Walking up Liverpool Road under the railway bridges there was a hell of a racket as a pair of mistle thrushes defended their Himalayan rowan tree against invading blackbirds. Sheer force of numbers won, which just ratcheted up the noise levels a lot.
Irlam Moss |
Astley Road was busy with walkers and cyclists but not stressfully so. The hedgerows were full of small birds, alternating mixed tit flocks and flocks of finches. All the tit flocks had long-tailed tits in the vanguard, followed by great and blue tits (oddly I didn't see any coal tits today) and a few hangers-on, usually chaffinches but one flock had a couple of goldcrests and some house sparrows in tow. The finch flocks were chaffinches with some goldfinches, I looked in vain for siskins, redpolls or bramblings. The first flock I bumped into was quite big for this time of year, forty or so chaffinches and a dozen goldfinches. The finch flocks will be bigger after Christmas. Blackbird numbers were well up this time, most of them feeding in the leaf litter at the bases of hedgerows as nearly all the berries have now been stripped.
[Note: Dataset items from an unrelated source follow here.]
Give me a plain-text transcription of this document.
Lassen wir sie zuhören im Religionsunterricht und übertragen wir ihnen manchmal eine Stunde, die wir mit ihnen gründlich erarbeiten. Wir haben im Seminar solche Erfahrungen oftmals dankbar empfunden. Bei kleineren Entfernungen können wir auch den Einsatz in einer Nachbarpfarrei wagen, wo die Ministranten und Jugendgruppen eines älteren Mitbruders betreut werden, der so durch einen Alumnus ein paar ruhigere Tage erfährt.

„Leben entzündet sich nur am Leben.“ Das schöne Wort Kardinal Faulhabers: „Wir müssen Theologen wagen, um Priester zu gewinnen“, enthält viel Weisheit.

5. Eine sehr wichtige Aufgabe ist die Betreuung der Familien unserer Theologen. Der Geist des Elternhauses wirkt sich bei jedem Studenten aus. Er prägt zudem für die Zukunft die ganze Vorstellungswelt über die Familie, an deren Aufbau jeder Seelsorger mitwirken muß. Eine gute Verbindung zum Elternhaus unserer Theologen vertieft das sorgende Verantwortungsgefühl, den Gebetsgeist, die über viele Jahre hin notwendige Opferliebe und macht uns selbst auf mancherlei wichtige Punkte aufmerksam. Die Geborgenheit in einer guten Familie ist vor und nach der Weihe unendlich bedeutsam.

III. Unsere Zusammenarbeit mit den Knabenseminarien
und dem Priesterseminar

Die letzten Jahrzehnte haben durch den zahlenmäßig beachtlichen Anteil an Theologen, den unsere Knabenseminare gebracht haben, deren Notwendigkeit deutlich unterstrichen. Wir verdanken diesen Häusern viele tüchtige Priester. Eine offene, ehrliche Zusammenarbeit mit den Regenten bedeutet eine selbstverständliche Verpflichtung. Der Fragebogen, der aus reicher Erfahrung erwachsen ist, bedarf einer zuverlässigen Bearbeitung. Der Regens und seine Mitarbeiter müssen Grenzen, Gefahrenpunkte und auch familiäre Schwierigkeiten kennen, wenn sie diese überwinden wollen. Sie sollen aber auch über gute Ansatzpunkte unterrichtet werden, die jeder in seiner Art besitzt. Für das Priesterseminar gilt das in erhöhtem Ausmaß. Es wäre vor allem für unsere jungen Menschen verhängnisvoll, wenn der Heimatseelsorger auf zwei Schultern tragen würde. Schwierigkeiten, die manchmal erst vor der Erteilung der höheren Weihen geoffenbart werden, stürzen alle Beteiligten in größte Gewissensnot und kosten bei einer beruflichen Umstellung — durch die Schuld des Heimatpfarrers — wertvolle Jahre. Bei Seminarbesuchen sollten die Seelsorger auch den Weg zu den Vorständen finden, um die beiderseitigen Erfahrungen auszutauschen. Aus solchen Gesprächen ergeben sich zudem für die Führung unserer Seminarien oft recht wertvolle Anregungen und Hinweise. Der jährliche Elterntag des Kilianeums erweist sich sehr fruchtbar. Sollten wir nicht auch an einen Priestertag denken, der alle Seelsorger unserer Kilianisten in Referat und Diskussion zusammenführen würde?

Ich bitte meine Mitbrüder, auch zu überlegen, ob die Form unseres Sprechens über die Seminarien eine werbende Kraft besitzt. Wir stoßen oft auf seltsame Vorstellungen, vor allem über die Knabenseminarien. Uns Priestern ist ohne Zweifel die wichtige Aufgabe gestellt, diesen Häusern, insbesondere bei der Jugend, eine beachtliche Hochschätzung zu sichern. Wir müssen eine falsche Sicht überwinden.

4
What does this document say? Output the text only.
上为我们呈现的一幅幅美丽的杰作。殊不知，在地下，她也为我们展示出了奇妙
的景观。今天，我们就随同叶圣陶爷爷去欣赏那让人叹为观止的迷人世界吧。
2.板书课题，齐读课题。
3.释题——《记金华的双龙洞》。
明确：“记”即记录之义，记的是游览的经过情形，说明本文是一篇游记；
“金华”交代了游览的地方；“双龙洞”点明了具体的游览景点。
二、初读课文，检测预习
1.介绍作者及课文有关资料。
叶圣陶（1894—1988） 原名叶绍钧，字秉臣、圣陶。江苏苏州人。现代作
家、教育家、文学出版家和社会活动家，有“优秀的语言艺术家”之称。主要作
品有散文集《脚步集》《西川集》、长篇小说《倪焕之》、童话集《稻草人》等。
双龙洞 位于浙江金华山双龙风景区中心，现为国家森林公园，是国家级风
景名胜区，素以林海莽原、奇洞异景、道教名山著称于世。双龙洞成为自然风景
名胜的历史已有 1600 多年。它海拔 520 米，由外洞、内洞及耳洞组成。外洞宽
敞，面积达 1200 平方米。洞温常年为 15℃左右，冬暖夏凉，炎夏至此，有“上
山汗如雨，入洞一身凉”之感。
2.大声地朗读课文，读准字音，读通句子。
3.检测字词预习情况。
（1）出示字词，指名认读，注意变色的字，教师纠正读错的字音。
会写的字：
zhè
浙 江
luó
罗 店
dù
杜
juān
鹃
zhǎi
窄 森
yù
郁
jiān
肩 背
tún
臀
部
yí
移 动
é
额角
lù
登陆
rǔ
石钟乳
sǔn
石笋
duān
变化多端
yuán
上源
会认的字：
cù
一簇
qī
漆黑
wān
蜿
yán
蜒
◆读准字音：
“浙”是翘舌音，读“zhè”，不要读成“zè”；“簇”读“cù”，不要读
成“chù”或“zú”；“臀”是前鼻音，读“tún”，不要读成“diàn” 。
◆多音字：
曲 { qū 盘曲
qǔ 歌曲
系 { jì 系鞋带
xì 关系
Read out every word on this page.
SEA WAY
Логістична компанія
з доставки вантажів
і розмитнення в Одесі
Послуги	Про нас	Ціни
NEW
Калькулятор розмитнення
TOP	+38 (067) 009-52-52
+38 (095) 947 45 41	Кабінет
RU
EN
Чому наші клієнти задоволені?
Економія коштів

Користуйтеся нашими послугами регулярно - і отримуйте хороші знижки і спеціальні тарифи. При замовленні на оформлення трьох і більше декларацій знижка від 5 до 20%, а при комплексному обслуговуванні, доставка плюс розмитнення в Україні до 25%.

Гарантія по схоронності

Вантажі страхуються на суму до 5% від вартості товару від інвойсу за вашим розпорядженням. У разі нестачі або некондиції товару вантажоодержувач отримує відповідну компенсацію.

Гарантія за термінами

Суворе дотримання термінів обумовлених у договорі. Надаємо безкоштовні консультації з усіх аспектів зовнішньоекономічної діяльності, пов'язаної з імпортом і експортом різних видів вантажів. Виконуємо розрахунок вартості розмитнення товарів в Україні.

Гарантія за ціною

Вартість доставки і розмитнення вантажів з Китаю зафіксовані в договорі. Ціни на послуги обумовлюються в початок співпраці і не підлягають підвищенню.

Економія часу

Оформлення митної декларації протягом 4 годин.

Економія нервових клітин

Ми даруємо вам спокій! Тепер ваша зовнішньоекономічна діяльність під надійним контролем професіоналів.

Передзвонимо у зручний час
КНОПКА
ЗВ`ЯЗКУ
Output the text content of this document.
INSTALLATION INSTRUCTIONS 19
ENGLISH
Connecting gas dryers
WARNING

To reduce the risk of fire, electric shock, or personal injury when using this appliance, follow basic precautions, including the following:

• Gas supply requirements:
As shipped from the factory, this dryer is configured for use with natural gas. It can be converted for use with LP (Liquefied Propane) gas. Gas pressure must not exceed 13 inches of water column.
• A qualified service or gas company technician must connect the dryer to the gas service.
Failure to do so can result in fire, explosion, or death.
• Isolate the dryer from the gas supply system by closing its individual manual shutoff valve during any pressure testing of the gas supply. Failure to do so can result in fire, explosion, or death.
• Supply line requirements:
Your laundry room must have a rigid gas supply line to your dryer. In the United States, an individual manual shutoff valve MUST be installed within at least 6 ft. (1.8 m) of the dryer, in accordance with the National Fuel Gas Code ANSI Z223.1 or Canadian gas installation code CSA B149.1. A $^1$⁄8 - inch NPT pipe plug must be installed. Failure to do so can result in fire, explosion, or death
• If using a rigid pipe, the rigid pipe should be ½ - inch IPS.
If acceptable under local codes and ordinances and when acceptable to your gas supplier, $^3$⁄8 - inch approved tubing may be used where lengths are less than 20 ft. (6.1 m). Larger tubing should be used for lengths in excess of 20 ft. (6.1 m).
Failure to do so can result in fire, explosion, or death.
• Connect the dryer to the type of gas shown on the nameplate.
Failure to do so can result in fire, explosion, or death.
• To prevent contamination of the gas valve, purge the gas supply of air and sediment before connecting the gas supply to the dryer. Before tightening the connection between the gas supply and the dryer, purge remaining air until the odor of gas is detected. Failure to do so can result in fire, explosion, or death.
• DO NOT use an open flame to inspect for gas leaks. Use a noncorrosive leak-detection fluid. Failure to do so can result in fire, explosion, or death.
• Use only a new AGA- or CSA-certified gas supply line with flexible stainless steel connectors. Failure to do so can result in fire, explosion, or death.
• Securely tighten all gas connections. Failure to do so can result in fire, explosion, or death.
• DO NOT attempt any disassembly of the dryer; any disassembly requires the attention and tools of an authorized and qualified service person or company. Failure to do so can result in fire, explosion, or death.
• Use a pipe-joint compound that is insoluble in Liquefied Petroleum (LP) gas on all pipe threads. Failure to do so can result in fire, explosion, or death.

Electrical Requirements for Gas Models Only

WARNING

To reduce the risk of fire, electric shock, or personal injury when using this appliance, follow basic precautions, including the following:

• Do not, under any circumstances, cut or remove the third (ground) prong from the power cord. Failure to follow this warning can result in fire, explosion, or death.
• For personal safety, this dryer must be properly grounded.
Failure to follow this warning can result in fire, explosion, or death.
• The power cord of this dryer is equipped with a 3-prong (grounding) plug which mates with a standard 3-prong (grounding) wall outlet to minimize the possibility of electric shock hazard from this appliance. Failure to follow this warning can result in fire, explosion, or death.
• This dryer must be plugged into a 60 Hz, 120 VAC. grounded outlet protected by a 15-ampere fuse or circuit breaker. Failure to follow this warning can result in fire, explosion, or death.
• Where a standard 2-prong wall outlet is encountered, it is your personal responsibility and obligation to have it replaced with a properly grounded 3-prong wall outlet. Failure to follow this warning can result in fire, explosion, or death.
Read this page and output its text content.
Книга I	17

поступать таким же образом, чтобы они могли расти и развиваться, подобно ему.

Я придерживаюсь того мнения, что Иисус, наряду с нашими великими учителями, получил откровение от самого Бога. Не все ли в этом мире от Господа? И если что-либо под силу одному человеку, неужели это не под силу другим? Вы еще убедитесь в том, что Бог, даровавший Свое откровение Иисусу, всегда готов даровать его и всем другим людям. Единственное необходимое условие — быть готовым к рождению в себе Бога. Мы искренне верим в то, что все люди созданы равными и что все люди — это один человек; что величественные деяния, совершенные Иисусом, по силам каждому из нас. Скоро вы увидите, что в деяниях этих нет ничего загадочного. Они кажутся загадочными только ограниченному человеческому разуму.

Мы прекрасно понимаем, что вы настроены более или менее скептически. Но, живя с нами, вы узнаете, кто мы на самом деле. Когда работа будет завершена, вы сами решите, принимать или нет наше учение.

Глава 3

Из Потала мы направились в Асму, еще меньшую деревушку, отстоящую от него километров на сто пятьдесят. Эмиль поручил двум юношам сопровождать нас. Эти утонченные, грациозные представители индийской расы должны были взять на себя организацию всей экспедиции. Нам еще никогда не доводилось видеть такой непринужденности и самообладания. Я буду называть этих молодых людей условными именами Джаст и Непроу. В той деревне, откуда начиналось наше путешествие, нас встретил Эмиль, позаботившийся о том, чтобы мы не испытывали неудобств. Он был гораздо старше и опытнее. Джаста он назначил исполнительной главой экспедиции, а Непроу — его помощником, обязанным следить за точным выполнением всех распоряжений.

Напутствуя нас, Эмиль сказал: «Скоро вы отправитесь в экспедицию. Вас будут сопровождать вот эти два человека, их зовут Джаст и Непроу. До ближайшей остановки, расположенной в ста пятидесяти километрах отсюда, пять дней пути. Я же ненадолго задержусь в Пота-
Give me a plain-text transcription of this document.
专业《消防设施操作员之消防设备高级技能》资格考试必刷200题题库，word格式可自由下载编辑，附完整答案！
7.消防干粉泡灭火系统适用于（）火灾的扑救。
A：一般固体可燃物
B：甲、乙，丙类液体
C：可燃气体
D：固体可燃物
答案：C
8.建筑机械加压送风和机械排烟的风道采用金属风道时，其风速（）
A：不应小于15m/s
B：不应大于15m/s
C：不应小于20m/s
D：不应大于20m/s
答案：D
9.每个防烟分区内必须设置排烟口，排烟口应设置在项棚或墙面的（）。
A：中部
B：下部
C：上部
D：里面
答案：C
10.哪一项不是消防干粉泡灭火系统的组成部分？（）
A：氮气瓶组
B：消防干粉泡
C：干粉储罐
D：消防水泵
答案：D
Just a couple of kestrels today, and no buzzards (I didn't see a single one all day, which is very unusual).
That big flock of pigeons was back on the same turf field but there were fewer crows about and no gulls.
Chat Moss |
The lane got busier towards Four Lanes End and there was a lot of foot traffic to and from Little Woolden Moss, where I guess people had parked their cars. I didn't fancy dealing with a crowd scene there, there isn't enough room for one, I'll come back to it on a week day. Twelve Yards Road, in contrast, was very quiet and I only met half a dozen walkers and a family of cyclists.
All the carrion crows I hadn't seen on Irlam Moss seemed to have joined the Chat Moss regulars, on one field there were thirty-six of them, plus a dozen rooks and forty-odd jackdaws. A cloud of jackdaws rose from Croxden's Moss, the result of a bunch of lads riding scrambler bikes rather than the appearance of a bird of prey. One of the flooded fields held a mixed flock of a few dozen woodpigeons and a score of stock doves. As I was picking out the runners and riders in a finch flock in a clump of beech trees — and found the only yellowhammer of the day — a lone fieldfare flew over. A lone fieldfare is a puzzling thing, like a single long-tailed tit, it was ten minutes before I found the rest of the flock.
I bumped into the biggest mixed tit flock of the day at the bottom of Cutnook Lane: two dozen long-tailed tits, a dozen blue tits, half a dozen great tits, and a couple of goldcrest with goldfinches, chaffinches and a great spotted woodpecker tagging along.
Thence back into Irlam and home for a rather late breakfast.